His specialisation meant that his insistence on drawing from the life was easier. In addition to his East Sussex garden, stocked with songbirds, bees, butterflies and moths, plus the adored fleets of reptiles, snakes and myriad tortoises, he kept a remarkable zoo on the top floor of the RCA building.

He was the only son of Wilfrid Burton Wood, a scholar-physician at the London Chest Hospital and a pioneer in asbestosis and childhood tuberculosis, from which his son coincidentally suffered. His mother, Lucy, was a lover of animals, while Joan Procter, Keeper of Reptiles at the London Zoo, was their neighbour. When she placed a python and boa constrictor into his pram, John let out a gurgle of pleasure. His father observed that a love for reptiles stemmed from these occasions and took him weekly to the zoo, where Miss Procter could be seen walking an unusually obedient Komodo Monitor lizard on its lead.

During the war, he spent his holidays in Essex, taking inspiration from the plethora of frogs, toads, great crested newts, dragonflies, bats, owls and yellowhammers which thrived there. He paid tribute to these and more in his illustrations ever after, deploring the "ruthless elimination of habitat on which wildlife, fauna and flora depend" by our own species "which may well be leading to oblivion for us all."

His work, delicate, pleasing and accessible, has been exhibited throughout the world. A set of stamps on British birds was designed in 1966 for the Royal Mail, while his natural history children's book series "Hide and Seek" sold around 2m copies.
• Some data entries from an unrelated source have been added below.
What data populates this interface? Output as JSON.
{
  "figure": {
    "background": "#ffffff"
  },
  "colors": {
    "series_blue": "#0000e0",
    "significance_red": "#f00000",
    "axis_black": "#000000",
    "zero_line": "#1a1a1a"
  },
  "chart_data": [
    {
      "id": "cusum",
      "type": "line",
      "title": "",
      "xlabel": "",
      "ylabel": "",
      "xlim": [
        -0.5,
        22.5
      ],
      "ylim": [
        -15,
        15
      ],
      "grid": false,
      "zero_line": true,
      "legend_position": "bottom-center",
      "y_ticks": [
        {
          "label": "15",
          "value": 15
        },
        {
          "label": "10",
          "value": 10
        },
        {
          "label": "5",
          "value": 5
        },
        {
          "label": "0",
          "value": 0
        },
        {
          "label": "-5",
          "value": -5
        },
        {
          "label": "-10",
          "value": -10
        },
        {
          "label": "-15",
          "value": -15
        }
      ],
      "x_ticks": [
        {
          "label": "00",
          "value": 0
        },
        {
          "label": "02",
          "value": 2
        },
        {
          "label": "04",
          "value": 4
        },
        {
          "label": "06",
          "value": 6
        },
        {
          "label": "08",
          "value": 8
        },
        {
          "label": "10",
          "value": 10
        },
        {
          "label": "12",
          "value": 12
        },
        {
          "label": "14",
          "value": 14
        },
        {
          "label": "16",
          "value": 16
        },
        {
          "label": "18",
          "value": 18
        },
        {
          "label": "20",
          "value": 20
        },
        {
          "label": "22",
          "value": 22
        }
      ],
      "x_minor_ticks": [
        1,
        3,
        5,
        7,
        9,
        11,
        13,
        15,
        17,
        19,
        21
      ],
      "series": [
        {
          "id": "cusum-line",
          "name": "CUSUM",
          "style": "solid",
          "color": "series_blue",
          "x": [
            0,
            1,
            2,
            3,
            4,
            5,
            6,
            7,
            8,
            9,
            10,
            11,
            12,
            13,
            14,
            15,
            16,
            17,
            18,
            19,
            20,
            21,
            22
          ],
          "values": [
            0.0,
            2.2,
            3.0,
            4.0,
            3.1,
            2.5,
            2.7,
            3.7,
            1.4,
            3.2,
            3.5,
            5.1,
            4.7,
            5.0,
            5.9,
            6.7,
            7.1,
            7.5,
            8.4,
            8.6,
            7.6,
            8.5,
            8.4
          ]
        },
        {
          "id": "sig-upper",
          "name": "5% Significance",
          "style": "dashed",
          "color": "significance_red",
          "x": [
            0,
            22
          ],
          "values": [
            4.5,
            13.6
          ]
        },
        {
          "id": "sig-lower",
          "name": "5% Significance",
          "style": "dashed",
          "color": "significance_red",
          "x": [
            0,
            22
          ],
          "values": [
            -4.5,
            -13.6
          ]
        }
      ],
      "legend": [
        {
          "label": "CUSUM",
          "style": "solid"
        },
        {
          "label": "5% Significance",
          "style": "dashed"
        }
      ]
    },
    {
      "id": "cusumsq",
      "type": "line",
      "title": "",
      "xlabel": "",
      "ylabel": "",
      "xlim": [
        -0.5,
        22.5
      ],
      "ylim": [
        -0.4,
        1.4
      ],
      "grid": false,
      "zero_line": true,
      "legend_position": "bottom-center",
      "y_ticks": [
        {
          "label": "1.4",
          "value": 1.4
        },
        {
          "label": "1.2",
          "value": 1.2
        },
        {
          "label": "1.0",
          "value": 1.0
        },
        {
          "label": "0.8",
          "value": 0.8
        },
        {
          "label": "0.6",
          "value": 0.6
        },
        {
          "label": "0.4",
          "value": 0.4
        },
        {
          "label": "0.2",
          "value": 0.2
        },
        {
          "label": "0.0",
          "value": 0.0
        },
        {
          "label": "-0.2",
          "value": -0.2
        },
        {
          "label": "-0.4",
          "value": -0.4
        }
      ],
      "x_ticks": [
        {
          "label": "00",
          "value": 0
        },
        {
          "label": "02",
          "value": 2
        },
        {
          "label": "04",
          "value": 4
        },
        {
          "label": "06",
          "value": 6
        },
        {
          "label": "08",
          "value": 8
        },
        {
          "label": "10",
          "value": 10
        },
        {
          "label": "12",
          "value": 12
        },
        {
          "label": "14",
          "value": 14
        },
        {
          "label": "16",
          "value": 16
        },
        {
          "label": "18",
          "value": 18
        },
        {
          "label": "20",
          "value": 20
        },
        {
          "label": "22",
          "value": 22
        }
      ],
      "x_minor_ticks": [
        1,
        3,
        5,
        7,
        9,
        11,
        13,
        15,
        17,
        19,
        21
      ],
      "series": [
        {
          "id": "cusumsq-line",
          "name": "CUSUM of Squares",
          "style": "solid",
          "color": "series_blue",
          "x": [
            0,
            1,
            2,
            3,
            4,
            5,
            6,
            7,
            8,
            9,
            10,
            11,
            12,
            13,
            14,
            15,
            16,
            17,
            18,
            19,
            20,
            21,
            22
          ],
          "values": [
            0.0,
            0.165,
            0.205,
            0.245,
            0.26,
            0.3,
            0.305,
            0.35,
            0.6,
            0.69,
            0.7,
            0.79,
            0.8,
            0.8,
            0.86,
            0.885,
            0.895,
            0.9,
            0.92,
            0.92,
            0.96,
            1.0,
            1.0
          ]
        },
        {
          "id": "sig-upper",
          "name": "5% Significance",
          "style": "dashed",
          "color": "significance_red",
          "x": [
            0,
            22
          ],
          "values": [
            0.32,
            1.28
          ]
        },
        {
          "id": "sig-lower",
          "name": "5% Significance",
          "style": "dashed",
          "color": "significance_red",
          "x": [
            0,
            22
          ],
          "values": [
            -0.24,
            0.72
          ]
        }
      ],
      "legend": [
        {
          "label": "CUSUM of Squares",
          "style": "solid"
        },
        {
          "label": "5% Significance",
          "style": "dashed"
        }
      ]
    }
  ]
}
In 1962, he married Julie Guyatt, with whom he had two children; Wilfrid, a sculptor, and Dinah, an editorial director for Faber. Julie's death from cancer in 2001 changed everything for him, residing by himself, his unorthodox approach to housekeeping somewhat imperilling his surface well-being. He continued to work – until retirement was forced upon him – to an extent in his attic, which was accessed via obstructed wooden stairs rather resemblant of a ladder leading to another world, littered with battalions of lead soldiers and model aeroplanes, where Louis Armstrong and Bing emphatically and noisily presided. It was quite near to Norris Wood's idea of bliss.

Recently on the RCA website, a student wrote of him: "It was an experience of total joy to be in the presence of [his] big, beardy face, erupting in uncontrolled laughter… We loved your stories and loved the way you loved your wife… sharing a huge pot of tea and a homemade cake in your garden at home with Julie." In his little blue cap, John could resemble a jovial Popeye, but was wittier.

His years of teaching caused wonderful letters to be sent by former students alerted to his illness, which he read in hospital with happiness. Modest in his successes, as all those with integrity who experience discordant changes in fashion, he nevertheless said to his daughter Dinah that his life had not been wasted. Not all artists are so fortunate.

John Norris Wood, artist and teacher: born London 29 November 1930; married 1962 Julie Guyatt (died 2001; one daughter, one son); died Pembury, Kent 17 October 2015.